Occurring each year on the Wednesday of Geography Awareness Week, thousands of GIS professionals and students around the United States (and other countries) will attend events designed to showcase the geospatial field on November 18, 2015.
Instead of celebrating GIS on November 18th, one company will be defending its GIS and GPS services as a case against them will start oral arguments before the Pennsylvania Supreme Court (Docket Number 2235 CD 2014, Journal Number 48-11-2015). Related: Geospatial Communities Back Court Decision in MAPPS Lawsuit
The case pits Southeastern Reprographics against the Bureau of Professional and Occupational Affairs, et al.
Now known as the Davey Resource Group, Southeastern Reprographics was fined $2,000 on November 14, 2014 by the state for “practicing and offering to practice land surveying while not being properly licensed, and for representing itself without employing a licensed directing head or responsible charge credentialed as professional land surveyor.“
An email was sent by the Pennsylvania Society of Land Surveyors in which it urged its members to attend the hearing in the belief that a “good showing of land surveyors will demonstrate to the court the importance of this case and our support for the original findings of the Registration Board.”
The case overview from the email:
In September 2007, the Registration Board received a complaint regarding Southeastern Reprographics use of GPS and GIS to locate and map the assets of an electrical utility. Approximately 100,000 points were located to sub-meter accuracy on surface and underground electrical assets. On November 14th, 2014 the Registration Board for Professional Engineers, Land Surveyors and Geologists levied a civil penalty and cease and desist order against Southeastern Reprographics, Inc., now known as Davey Resource Group, for practicing and offering to practice engineering land surveys. Davey Resources Group appealed the Registration Board s decision to the Commonwealth Court and successfully applied for a stay of the cease and desist order so they can continue to operate in Pennsylvania. PSLS filed an Amicus Curiae Brief with the Commonwealth Court in affirmance of the Registration Board s decision which was subsequently suppressed by the court for technical reasons.

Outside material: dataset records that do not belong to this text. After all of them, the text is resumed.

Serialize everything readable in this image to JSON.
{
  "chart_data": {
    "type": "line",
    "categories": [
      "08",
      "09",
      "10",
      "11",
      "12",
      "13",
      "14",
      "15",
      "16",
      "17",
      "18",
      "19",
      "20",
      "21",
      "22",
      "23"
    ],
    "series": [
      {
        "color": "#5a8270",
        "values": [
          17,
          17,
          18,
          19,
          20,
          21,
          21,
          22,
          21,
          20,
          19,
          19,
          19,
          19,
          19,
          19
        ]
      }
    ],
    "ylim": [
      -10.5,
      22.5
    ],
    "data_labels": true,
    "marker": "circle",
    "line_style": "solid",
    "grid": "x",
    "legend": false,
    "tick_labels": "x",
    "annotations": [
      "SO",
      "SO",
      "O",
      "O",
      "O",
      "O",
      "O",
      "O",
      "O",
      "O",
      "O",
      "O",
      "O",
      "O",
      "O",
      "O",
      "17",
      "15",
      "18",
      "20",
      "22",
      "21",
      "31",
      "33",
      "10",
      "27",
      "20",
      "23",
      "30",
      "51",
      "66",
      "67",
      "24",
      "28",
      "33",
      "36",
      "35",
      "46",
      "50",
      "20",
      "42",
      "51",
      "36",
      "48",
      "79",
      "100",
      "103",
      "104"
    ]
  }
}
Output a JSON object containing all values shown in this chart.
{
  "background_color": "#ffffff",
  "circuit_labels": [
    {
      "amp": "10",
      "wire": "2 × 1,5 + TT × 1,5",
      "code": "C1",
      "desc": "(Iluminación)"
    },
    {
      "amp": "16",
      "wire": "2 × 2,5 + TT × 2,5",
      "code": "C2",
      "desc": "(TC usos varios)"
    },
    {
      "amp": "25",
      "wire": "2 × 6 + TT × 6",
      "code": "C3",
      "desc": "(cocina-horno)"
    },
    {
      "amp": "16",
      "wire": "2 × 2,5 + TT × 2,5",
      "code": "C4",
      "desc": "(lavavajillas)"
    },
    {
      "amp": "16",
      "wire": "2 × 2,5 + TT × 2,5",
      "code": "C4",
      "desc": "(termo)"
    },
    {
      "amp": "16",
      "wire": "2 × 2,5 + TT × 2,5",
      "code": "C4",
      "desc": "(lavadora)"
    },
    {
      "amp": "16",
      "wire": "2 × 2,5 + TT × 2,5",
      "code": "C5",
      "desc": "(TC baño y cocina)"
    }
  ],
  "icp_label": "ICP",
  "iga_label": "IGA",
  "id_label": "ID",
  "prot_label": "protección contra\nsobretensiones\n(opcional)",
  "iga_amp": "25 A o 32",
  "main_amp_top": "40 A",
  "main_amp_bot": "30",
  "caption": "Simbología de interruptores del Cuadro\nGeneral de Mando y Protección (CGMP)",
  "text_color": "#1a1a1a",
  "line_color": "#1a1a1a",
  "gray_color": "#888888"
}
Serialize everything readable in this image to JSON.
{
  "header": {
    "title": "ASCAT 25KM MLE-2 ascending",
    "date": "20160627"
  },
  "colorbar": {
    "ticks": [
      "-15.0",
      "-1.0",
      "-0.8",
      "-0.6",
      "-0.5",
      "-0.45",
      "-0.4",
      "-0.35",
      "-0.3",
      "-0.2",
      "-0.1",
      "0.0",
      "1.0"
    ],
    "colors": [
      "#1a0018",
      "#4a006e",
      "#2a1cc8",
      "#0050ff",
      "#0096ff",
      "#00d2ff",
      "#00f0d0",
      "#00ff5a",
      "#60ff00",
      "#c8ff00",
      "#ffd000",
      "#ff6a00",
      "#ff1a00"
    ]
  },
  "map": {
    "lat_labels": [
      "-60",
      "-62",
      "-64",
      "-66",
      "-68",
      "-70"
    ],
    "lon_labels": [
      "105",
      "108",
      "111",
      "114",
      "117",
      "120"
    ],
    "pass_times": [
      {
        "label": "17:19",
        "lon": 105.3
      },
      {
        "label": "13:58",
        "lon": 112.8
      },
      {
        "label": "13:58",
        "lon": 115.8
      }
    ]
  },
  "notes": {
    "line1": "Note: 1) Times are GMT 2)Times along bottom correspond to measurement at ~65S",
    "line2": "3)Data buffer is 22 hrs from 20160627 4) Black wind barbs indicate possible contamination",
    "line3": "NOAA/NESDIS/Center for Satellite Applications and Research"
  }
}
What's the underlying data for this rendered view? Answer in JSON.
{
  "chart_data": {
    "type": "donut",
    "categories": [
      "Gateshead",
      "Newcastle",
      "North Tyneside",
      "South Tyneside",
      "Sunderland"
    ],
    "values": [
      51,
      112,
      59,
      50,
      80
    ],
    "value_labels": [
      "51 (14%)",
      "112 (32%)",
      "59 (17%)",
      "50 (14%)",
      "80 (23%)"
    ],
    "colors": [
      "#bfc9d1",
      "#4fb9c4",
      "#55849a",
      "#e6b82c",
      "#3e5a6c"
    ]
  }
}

On May 4th, 2015 oral arguments were presented to a panel of three judges. In mid-September 2015, the Commonwealth Court requested a re-hearing of oral arguments before the Court En Banc and requested additional copies of the PSLS Amicus Curiae Brief as well as other documentation from the parties involved. A request by the court for new oral arguments is unusual and we do not know what to make of that request or the request for additional copies of our Amicus Curiae Brief which was suppressed. We believe the court may be divided on the issue and we need to do all we can to demonstrate our support of the Registration Boards decision. Please attend oral arguments to demonstrate your support for the Registration Board decision and our profession.